I do not believe for one minute that we fully understand the effects of messing with the machinery that creates / maintains and repairs humans. I am also proposing a perspective that it is not entirely appropriate to make the distinction between dna as pure data storage and rna and other mechanism involved in the expression / repair / duplication of that data as separate entities.

You are right, we aren't messing with dna, but rna. But so what? How do we know there isn't a loopback side effect that will eventually cause mutations in a chain of sedeffects that could affect genetics?

That is just trying to explore the issues from your perspective which is from the inside out, looking at the problem from the perspective of the dna out to the real world.

Let's look at the problem from the perspective of the outside world looking into the genome: epigenetics.

https://en.wikipedia.org/wiki/Epigenetics

We now know that the human genome is not merely self evolving, we now know that the environment around us can embed information in our genome directly. The environment can change our genome. I'm not a geneticist, feel free to take my perspective appart and show me where I'm wrong, I'm not claiming authority, nor am I claiming any great isnight.

But WE NOW KNOW and have some great examples from studies of isolated genetic groups in the uk and the nordic countries where we can directly point to evidence of epigenetics embedding new information into our genome and those populations passing on the new genetic information to their children.
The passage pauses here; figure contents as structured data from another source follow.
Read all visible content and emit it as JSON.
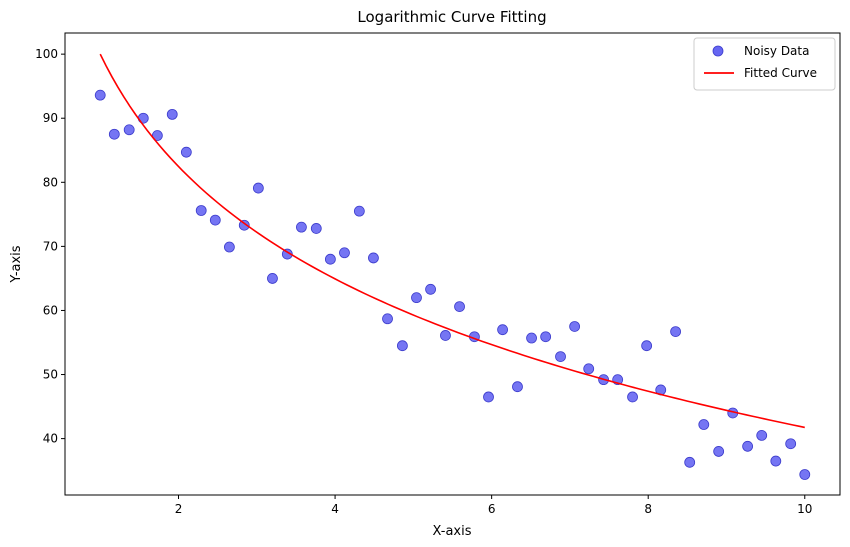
{
  "chart_data": {
    "type": "scatter",
    "title": "Logarithmic Curve Fitting",
    "xlabel": "X-axis",
    "ylabel": "Y-axis",
    "xlim": [
      0.55,
      10.45
    ],
    "ylim": [
      31.2,
      103.3
    ],
    "xticks": [
      2,
      4,
      6,
      8,
      10
    ],
    "yticks": [
      40,
      50,
      60,
      70,
      80,
      90,
      100
    ],
    "grid": false,
    "legend_position": "top-right",
    "series": [
      {
        "name": "Noisy Data",
        "kind": "scatter",
        "color": "#6666f2",
        "x": [
          1.0,
          1.18,
          1.37,
          1.55,
          1.73,
          1.92,
          2.1,
          2.29,
          2.47,
          2.65,
          2.84,
          3.02,
          3.2,
          3.39,
          3.57,
          3.76,
          3.94,
          4.12,
          4.31,
          4.49,
          4.67,
          4.86,
          5.04,
          5.22,
          5.41,
          5.59,
          5.78,
          5.96,
          6.14,
          6.33,
          6.51,
          6.69,
          6.88,
          7.06,
          7.24,
          7.43,
          7.61,
          7.8,
          7.98,
          8.16,
          8.35,
          8.53,
          8.71,
          8.9,
          9.08,
          9.27,
          9.45,
          9.63,
          9.82,
          10.0
        ],
        "y": [
          93.6,
          87.5,
          88.2,
          90.0,
          87.3,
          90.6,
          84.7,
          75.6,
          74.1,
          69.9,
          73.3,
          79.1,
          65.0,
          68.8,
          73.0,
          72.8,
          68.0,
          69.0,
          75.5,
          68.2,
          58.7,
          54.5,
          62.0,
          63.3,
          56.1,
          60.6,
          55.9,
          46.5,
          57.0,
          48.1,
          55.7,
          55.9,
          52.8,
          57.5,
          50.9,
          49.2,
          49.2,
          46.5,
          54.5,
          47.6,
          56.7,
          36.3,
          42.2,
          38.0,
          44.0,
          38.8,
          40.5,
          36.5,
          39.2,
          34.4
        ]
      },
      {
        "name": "Fitted Curve",
        "kind": "line",
        "color": "#ff0000",
        "function": "y = 100 - 25.3*ln(x)",
        "x_range": [
          1,
          10
        ]
      }
    ]
  }
}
You are correct my concern is flawed on all sorts of levels of detail, so feel free to add and let's build out the concern into something more accurate and valid.

BUT, as someone that codes in common lisp, a programming language that has HOMOICONICITY + MACROS built into the programming language such that you can write programs that look at them selves and modify their own code in ways that remarkably look like self replicating genetic mechanisms, you start to get frightened by the possible consequences real fucking fast. Yeah, maybe we aren't directly affecting dna. Then again, maybe we are. We are on one level purely dna, but on another level, expression of dna, feedback loops, unexpected consequences, epigenetics ... yeah, when we start messing with this stuff I propose that we are actually messing with the globally shared human source code.
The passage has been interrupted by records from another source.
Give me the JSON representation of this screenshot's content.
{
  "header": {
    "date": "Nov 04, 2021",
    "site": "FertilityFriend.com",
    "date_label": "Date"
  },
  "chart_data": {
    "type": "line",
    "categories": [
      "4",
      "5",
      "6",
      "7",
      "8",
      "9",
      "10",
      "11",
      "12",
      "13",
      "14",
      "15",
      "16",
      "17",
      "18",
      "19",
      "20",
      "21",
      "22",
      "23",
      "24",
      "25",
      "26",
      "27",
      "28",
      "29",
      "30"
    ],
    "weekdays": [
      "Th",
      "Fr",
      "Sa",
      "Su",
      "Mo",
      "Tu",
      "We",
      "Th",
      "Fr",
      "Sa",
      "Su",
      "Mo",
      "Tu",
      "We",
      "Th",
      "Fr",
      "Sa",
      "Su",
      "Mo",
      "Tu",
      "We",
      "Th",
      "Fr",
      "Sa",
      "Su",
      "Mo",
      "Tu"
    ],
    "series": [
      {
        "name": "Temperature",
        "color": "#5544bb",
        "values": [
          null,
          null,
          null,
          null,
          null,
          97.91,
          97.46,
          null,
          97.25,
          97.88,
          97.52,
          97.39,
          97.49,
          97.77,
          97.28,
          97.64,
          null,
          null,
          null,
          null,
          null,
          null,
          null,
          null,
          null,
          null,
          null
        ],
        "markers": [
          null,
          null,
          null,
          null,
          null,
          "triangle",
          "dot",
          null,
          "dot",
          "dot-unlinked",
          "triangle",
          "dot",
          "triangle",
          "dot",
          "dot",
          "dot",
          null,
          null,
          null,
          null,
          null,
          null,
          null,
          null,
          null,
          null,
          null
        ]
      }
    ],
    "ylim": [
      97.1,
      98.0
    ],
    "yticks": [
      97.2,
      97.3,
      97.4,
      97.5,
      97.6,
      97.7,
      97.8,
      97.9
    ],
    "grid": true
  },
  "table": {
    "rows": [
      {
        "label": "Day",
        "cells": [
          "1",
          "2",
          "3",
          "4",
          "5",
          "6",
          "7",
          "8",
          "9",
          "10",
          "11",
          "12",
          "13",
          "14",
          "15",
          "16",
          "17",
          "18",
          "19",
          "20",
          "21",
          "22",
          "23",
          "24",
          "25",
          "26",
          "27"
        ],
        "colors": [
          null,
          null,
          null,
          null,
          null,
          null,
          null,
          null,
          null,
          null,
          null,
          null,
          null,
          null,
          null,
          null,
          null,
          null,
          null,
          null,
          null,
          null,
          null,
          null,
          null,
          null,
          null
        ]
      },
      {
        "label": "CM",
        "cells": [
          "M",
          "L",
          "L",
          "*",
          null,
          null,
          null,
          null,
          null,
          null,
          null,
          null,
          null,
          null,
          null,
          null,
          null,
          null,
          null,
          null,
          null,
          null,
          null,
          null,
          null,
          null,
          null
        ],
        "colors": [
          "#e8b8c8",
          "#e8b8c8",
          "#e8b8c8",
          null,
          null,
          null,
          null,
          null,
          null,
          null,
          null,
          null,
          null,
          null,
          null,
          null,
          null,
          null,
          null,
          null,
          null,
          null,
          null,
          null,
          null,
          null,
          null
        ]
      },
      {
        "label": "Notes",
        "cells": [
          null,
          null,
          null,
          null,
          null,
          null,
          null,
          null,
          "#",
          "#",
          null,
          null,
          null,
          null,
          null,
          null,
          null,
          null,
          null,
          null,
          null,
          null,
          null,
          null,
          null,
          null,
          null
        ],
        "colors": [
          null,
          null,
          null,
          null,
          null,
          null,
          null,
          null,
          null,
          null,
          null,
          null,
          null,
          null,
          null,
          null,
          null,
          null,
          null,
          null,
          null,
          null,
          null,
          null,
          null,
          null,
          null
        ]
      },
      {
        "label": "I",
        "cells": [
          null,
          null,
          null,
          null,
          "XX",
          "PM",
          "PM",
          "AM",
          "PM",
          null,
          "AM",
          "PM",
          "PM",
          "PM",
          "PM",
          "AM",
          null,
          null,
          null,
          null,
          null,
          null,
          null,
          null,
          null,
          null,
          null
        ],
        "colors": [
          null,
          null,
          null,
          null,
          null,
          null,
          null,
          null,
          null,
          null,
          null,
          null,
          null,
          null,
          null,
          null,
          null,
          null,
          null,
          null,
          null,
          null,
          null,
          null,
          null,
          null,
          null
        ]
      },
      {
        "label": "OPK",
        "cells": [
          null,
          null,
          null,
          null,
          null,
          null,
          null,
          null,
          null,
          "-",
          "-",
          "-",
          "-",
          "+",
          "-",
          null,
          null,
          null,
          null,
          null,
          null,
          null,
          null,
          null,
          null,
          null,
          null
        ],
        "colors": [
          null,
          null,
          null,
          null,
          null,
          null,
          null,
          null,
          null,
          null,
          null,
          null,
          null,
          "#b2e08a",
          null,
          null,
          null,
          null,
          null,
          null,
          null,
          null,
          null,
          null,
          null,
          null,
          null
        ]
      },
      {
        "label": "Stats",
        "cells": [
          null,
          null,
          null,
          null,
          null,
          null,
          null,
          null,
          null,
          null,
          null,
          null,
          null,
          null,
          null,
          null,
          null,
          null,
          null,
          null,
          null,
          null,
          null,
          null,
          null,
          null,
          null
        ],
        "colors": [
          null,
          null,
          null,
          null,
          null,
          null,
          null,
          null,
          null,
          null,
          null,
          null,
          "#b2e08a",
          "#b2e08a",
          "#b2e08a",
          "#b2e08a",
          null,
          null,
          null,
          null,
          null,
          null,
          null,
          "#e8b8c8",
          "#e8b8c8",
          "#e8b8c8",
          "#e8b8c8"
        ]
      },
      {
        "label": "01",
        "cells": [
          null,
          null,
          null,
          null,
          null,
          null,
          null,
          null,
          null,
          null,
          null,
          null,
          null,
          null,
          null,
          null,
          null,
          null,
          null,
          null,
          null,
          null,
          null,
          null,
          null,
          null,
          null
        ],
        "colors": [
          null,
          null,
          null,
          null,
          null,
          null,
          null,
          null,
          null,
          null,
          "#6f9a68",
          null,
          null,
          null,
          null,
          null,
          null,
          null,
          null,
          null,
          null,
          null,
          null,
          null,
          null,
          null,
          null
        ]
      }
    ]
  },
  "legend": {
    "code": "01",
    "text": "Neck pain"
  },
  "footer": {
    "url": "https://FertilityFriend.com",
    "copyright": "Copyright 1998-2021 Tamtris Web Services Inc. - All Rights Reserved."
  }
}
And, yes, I know you will point out that inactivated virus based vaccines could have the same effect. I acknowledge that as well, our genome is full of foreign retroviruses injecting their source code into our genome according to scientists.

I'm just telling one thing, I KNOW THE CONSEQUENCES OF HUMANS FUCKING WITH SOURCE CODE. We are NOT good at it. We have no good tools for this stuff, our brains are not built for this stuff and more importantly, we have no way to back it out.

I guess, I hope that expands a bit on what I said, feel free to chop up anything I said and recombine it into something more accurate. I wouldn't mind hearing your thoughts on this.

[–] 0 pt

Most of what you're saying is just word salad. We don't understand epigenetics; but literally anything could affect the DNA methylation. If anything I would think the mere presence of mRNA would be the least likely to do that. mRNA results in the production of a single protein and that's pretty much it. It might affect functioning, as might the protein it produces. That's a concern. IT STILL ISN'T FUCKING EDITING THE GENOME.

[–] 0 pt

I can't help your reading comprehension. That is up to you.

[–] 0 pt

If DNA is like code on disk then RNA is like code in RAM. So no, you're not editing your DNA when you poke around with RNA, but it's code nonetheless, and it gets mixed in with your other code. What's your uptime, BTW? When's your next reboot from disk? Does it really matter that mRNA doesn't edit our DNA?

[–] 0 pt

The uptime of mRNA in general is a matter of weeks. If it doesn't knock you down by then, it's no worse - or better - than any other potential toxin that gets into your system. It's not going to go down through the generations.